China's economic planning chief told an annual development and reform meeting at the weekend that decreasing grain prices coupled with growing costs of production mean farmers are unlikely to see a significant rise in income next year.
Ma Kai, minister of the National Development and Reform Commission (NDRC), expressed his concern as the government is increasing funds to improve rural people's lives by enhancing rural infrastructure construction.
Grain prices have been dropping since April and prices of wheat, corn and rice from August to October fell 5 percent compared to the same period last year, said Ma. Meanwhile, prices of production materials such as fertilizer and diesel have risen 9.1 percent year on year in the first 10 months.
Vice Minister of Agriculture Yin Chengjie said large-scale culling of poultry due to outbreaks of bird flu and the impact of China's entry to the WTO also posed hurdles for increasing the incomes of the country's 780 million farmers.
According to China Daily today, farmers' income is expected to increase by 5 percent this year, meeting the target set by central government at the beginning of the year.

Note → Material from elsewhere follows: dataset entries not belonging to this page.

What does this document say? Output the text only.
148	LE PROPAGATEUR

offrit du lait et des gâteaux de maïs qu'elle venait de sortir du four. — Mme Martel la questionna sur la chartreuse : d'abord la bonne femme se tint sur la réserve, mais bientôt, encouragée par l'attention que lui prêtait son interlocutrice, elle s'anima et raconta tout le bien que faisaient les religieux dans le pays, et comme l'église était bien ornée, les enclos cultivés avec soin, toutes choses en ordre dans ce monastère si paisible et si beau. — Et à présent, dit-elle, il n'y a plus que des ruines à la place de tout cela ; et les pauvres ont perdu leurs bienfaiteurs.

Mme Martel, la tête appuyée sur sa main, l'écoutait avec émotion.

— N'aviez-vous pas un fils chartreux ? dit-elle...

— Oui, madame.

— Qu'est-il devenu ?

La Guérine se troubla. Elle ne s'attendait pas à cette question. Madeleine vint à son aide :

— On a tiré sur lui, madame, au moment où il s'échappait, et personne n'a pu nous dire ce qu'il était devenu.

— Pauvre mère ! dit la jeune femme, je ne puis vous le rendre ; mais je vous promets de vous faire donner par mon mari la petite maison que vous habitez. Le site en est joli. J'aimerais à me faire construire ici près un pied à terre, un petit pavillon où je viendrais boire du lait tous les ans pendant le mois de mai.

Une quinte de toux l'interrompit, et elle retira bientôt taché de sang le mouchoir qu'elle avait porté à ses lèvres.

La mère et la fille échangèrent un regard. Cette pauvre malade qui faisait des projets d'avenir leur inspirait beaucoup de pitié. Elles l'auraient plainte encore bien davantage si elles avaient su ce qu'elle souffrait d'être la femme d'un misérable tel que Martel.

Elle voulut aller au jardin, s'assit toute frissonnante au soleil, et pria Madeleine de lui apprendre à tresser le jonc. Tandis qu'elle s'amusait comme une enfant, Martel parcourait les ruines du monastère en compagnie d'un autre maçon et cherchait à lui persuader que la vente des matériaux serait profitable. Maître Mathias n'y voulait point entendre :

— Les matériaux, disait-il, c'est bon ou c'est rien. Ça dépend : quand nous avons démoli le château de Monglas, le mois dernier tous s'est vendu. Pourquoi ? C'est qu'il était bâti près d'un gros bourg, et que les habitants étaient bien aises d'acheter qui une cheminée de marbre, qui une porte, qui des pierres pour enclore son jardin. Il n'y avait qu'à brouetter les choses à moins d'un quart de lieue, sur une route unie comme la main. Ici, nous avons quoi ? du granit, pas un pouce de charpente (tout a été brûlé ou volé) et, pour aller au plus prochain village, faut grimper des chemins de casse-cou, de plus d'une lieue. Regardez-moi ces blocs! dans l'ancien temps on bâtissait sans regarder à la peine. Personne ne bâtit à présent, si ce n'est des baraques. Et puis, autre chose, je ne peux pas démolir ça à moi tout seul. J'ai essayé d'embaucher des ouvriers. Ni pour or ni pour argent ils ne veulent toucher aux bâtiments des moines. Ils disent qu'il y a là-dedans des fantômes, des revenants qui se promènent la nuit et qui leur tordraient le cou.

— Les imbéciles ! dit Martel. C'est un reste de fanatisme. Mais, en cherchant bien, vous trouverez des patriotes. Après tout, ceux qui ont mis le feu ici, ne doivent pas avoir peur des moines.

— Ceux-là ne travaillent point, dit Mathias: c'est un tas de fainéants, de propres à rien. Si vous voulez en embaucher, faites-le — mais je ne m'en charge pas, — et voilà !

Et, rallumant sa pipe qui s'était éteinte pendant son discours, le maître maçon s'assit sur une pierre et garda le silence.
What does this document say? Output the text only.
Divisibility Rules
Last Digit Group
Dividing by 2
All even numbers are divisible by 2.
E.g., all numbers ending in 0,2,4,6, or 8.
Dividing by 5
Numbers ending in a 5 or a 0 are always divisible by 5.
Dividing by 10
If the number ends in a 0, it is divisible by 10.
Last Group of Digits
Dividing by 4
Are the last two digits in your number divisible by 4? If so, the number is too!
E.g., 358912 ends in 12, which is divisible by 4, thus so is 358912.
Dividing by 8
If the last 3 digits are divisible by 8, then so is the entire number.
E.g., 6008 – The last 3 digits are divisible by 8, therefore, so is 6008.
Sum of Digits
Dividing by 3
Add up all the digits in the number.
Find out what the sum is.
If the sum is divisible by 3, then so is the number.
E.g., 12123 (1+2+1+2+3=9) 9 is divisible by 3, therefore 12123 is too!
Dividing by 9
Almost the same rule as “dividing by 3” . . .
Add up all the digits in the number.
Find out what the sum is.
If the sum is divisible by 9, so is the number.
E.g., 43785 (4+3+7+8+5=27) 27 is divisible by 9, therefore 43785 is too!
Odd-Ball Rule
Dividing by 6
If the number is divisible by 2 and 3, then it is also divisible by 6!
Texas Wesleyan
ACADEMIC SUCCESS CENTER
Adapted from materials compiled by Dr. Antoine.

Last year, farmers' per capita net income reached 2,936 yuan (US$362), up 6.8 percent year on year and the highest increase since 1997.
Ma said the government would continue to seek fast, steady economic growth in 2006 but that more effort will be made to address challenges caused by overheating in some industrial sectors.
Of oversupply in the steel, coke and auto sectors he warned: "If we don't effectively address the problem immediately, a large number of companies will go bankrupt and many people will lose their jobs."